Little Brother

Author: Cory Doctorow

Intelligent and always eager to figure things out, Marcus sees beating the system as just another way to test himself–and prove that the adults around him aren’t as smart as they think they are. So finding ways to sneak out of school to play Harajuku Fun Madness isn’t an unusual thing for him. Still, on the day the Bay Bridge was bombed, sneaking out of school may just have changed his life forever as he and his friends found themselves picked up by National Security as potential suspects! After seeing how he and other citizens were treated in the name of “fighting terrorism,” Marcus declared a war of his own . . . a war of youth against stiff adulthood, of technological smarts against those who think their technology is secure, and most of all a fight of those who love freedom against those who would trade their freedom for a false sense of safety.

First of all, may I just say that in so many ways I am not qualified to write about Little Brother; my political expertise is practically nonexistent, and while I am a competent computer user, I am in no way a programmer, hacker, or security expert. But that’s one of the things I love about Doctorow’s writing here: he explains exactly what you need to understand the plot without being overly complicated or didactic. And truly, the information provided about computer security and such is really interesting and useful. Even more than that though, this book is a timely, raw, moving tale about youth, passion, freedom, and how fragile our freedoms can truly be if we aren’t willing to fight to defend them.
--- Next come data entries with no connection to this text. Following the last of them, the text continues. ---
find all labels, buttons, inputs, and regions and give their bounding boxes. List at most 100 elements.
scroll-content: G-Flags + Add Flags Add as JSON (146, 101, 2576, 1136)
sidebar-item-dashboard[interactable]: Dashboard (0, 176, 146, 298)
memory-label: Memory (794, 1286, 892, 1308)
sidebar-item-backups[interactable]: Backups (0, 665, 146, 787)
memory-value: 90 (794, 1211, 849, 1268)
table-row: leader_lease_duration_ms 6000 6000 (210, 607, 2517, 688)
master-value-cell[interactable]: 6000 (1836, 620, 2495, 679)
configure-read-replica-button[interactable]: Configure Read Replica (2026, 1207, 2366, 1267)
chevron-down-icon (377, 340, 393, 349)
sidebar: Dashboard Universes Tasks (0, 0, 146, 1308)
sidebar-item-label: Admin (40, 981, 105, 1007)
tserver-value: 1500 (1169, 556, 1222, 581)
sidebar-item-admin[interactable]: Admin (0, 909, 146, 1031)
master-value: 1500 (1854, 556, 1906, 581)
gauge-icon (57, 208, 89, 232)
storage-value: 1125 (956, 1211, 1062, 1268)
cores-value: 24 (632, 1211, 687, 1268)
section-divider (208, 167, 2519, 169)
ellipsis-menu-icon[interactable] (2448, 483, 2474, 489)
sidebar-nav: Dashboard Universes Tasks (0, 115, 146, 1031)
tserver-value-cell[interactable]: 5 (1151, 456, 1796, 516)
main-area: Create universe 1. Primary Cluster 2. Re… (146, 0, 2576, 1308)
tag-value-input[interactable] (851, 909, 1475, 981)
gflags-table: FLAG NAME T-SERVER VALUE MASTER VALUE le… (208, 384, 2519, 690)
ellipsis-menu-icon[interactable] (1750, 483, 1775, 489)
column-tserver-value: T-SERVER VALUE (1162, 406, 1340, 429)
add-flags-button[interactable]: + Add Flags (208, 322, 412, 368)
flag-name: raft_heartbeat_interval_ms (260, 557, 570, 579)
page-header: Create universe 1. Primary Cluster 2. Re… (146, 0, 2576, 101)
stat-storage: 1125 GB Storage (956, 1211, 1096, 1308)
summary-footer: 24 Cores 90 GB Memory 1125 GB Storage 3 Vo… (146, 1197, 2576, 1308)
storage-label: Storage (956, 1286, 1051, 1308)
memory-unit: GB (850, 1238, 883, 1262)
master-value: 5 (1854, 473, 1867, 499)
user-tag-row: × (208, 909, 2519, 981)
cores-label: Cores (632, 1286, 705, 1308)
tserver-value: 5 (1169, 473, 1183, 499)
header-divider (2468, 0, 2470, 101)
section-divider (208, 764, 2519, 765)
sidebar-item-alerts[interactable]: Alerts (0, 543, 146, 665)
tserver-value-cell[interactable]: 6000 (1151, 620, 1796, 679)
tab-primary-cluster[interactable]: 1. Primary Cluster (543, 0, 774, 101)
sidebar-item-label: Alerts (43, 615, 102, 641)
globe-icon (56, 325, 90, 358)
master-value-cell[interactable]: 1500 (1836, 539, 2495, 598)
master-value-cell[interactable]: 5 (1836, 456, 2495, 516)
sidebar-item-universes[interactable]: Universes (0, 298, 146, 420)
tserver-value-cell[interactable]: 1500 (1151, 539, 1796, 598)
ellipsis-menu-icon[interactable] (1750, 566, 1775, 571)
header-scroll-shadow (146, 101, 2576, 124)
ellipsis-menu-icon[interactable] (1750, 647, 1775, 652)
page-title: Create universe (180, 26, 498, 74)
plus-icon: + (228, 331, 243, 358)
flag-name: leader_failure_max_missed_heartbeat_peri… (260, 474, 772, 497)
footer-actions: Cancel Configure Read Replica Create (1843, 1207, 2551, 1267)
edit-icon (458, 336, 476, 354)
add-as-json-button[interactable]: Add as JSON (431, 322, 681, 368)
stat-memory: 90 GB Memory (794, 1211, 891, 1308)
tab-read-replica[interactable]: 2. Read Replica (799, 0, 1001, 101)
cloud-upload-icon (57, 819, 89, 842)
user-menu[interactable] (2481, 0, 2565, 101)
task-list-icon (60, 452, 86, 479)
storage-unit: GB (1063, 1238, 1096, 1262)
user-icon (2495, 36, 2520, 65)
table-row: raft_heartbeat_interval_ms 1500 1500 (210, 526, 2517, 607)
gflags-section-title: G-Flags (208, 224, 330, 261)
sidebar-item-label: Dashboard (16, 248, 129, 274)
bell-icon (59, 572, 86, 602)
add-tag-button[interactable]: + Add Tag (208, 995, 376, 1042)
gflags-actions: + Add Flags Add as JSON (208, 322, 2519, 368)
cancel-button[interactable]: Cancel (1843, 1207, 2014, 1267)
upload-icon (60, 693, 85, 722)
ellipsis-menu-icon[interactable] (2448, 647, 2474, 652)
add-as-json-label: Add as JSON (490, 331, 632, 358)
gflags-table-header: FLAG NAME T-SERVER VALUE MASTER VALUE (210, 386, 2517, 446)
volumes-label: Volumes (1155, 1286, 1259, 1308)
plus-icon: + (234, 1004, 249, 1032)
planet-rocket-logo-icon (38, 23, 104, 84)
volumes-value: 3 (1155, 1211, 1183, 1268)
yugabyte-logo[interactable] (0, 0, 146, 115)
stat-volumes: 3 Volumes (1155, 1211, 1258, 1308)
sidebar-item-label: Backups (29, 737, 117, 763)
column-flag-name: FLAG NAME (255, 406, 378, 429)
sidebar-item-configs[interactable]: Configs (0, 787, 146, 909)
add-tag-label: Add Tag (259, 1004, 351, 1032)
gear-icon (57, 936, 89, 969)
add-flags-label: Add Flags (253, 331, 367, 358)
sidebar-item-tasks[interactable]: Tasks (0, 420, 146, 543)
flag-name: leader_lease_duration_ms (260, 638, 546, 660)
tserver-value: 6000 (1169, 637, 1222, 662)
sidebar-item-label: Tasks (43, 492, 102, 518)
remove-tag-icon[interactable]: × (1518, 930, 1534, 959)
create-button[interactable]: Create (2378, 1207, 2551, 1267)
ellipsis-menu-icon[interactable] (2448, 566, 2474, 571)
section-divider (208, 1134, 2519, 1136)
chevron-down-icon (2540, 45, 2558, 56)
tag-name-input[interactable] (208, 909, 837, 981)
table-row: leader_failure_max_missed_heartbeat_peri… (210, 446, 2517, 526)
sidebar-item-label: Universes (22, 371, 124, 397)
The writing style, the characters, the plot, everything worked together wonderfully to support this end, and I found myself moved and challenged to an impressive extent upon finishing this book. I will admit, it’s probably not for everyone–there’s sex, politics, technology, language, LARPing, and all kinds of other controversial stuff in it–but for those who are willing to challenge their set patterns of thinking, I think Little Brother is a wonderful, illuminating story. I really loved it, myself.